Vorreiterprojekt für das Heizkraftwerk Sandreuth

Die Turbine in Nürnberg-Sandreuth während des Umbaus. (Foto: Siemens)
Siemens und N-ERGIE optimieren Anlage

NÜRNBERG (pm/nf) - Der Energieversorger N-ERGIE hat die Siemens AG mit der Revision einer Dampfturbine im Gas- und Dampfturbinen(GuD)-Kraftwerk Sandreuth im gleichnamigen Stadtteil im Südwesten Nürnbergs beauftragt.
Im Zuge der Wartungsarbeiten, die bereits begonnen haben, wird zudem eine mit elektrischen Heizwiderständen durchzogene Ummantelung am Turbinengehäuse installiert. Durch diese innovative Vorrichtung wird auf relativ einfache Weise die Flexibilität und die Wirtschaftlichkeit der Anlage spürbar gesteigert. In Sandreuth kommt diese Maßnahme weltweit zum ersten Mal bei einer bereits bestehenden Anlage im Rahmen einer Nachrüstung zum Einsatz.
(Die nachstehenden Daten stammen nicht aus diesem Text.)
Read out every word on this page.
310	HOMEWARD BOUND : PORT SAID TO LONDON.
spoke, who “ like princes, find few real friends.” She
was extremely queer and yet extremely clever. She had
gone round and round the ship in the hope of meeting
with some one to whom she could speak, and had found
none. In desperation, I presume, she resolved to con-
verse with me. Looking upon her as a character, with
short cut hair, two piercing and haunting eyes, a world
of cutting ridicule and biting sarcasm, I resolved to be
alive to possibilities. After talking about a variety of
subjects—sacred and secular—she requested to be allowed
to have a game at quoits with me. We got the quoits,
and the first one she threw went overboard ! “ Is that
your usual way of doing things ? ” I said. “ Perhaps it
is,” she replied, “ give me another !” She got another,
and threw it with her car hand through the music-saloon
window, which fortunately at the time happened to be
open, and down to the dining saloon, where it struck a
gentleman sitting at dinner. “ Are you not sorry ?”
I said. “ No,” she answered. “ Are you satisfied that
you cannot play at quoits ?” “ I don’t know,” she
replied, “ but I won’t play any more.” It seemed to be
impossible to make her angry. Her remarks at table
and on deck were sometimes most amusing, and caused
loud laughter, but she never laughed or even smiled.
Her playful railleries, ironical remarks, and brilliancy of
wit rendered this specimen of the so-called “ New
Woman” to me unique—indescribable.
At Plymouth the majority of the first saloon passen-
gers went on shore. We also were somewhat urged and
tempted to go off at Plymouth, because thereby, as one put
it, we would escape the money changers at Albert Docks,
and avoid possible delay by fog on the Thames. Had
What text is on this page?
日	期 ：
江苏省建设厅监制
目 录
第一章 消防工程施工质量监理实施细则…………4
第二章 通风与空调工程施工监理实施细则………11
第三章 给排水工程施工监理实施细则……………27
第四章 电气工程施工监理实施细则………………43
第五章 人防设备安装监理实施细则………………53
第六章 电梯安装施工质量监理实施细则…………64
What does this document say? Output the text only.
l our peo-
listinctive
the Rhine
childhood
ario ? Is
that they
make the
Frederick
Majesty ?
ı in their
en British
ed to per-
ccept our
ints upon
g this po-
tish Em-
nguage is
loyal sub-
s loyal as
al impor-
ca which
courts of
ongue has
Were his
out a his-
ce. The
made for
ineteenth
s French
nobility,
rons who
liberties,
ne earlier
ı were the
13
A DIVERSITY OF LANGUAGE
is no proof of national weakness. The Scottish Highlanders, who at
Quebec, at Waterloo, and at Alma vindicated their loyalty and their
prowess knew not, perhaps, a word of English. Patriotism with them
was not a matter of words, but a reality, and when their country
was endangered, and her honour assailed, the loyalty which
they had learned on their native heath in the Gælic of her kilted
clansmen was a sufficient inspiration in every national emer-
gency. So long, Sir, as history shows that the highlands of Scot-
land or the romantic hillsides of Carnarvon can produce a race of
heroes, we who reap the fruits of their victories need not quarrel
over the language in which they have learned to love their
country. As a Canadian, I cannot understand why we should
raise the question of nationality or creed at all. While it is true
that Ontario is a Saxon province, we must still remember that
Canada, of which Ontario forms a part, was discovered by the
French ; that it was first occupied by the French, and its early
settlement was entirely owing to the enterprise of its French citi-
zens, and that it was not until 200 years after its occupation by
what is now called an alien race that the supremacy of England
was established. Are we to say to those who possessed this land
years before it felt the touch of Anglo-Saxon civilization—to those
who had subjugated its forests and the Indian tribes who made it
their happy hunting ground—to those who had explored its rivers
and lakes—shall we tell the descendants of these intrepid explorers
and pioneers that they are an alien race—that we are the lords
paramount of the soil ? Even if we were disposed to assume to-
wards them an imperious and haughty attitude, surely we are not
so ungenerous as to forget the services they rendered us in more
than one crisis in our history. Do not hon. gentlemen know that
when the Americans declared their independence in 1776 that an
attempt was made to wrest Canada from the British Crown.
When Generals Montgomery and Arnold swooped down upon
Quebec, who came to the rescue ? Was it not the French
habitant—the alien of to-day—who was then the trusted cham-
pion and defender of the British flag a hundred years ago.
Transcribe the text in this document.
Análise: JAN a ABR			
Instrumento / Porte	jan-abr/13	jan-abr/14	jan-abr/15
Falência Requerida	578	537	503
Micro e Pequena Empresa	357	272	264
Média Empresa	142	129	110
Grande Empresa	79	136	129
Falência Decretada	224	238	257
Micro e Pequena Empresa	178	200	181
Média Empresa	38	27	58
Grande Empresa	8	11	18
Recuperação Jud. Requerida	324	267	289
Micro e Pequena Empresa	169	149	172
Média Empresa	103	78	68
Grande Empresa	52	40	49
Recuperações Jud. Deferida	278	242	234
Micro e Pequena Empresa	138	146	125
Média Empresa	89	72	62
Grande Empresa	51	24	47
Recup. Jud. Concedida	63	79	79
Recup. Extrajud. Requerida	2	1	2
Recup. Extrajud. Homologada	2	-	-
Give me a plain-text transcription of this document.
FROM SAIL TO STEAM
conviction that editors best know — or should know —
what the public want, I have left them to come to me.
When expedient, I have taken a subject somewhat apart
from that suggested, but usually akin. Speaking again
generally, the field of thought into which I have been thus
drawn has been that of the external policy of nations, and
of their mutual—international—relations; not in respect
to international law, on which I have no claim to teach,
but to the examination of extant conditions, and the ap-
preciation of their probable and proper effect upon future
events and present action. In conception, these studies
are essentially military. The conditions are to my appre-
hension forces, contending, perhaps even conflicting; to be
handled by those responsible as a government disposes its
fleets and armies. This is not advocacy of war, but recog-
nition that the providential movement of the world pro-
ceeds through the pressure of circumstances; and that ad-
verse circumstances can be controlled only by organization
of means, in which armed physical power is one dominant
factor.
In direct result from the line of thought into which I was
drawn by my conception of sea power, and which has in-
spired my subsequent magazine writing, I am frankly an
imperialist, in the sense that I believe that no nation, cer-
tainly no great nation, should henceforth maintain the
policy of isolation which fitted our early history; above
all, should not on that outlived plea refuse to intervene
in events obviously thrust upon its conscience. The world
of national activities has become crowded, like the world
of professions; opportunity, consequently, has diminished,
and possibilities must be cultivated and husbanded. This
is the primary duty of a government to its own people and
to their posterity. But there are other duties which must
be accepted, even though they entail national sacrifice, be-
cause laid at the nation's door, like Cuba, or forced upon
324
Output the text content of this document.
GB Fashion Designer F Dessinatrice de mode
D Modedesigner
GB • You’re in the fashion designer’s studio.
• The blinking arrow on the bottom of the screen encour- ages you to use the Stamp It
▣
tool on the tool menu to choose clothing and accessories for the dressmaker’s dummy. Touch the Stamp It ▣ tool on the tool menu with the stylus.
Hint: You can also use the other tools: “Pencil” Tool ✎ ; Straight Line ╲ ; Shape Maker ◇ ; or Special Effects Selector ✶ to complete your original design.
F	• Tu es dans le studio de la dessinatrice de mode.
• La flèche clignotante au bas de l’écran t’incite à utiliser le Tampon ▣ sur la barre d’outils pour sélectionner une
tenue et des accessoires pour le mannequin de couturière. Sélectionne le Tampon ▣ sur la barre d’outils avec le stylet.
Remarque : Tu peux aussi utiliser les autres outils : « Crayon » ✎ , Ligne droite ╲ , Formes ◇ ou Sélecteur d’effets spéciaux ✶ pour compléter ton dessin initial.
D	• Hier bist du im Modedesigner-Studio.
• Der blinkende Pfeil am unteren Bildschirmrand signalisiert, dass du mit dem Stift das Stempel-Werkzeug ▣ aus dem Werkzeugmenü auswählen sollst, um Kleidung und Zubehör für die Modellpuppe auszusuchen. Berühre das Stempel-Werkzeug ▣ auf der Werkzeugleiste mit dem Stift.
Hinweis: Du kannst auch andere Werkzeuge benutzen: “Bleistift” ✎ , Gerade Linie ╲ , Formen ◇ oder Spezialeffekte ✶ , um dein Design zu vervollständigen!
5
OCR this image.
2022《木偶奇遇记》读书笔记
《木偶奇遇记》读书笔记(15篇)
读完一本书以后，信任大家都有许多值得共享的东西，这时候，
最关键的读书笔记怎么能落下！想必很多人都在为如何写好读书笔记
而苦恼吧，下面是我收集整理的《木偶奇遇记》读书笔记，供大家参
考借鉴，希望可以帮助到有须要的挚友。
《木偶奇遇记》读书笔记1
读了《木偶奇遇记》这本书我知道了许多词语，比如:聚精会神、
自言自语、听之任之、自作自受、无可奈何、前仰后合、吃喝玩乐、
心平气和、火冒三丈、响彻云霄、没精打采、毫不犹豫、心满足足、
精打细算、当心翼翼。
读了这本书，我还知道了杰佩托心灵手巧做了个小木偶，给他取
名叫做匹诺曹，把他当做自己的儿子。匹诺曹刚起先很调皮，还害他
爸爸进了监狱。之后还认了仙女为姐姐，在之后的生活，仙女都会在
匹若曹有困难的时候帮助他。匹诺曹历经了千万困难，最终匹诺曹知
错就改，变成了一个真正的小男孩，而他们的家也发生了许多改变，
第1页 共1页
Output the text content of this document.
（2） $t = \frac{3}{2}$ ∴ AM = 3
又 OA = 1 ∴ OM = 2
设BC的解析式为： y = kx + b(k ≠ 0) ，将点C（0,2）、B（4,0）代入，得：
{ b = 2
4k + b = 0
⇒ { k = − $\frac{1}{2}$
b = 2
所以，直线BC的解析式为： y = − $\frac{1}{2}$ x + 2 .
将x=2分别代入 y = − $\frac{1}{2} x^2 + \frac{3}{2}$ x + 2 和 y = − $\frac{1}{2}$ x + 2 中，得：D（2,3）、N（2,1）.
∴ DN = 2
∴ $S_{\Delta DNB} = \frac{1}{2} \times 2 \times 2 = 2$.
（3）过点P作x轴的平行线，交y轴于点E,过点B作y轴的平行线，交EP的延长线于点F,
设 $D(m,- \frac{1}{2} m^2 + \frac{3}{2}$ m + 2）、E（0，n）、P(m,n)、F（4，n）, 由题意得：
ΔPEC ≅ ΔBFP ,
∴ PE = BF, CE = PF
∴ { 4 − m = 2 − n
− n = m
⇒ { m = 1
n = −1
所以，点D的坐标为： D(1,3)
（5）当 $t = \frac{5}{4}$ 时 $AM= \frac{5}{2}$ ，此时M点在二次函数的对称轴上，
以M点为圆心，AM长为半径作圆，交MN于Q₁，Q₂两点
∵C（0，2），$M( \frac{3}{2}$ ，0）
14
Die zunehmende Einspeisung von schwankenden Mengen an Strom aus erneuerbaren Energien stellt vor allem in Deutschland Betreiber konventioneller Kraftwerke bei der Kalkulation der Betriebsstunden vor immer größere Herausforderungen und setzt sie unter Kostendruck. Vor diesem Hintergrund gewinnen kürzere Anfahrzeiten von Kraftwerken immer mehr an Bedeutung für einen wirtschaftlichen Betrieb.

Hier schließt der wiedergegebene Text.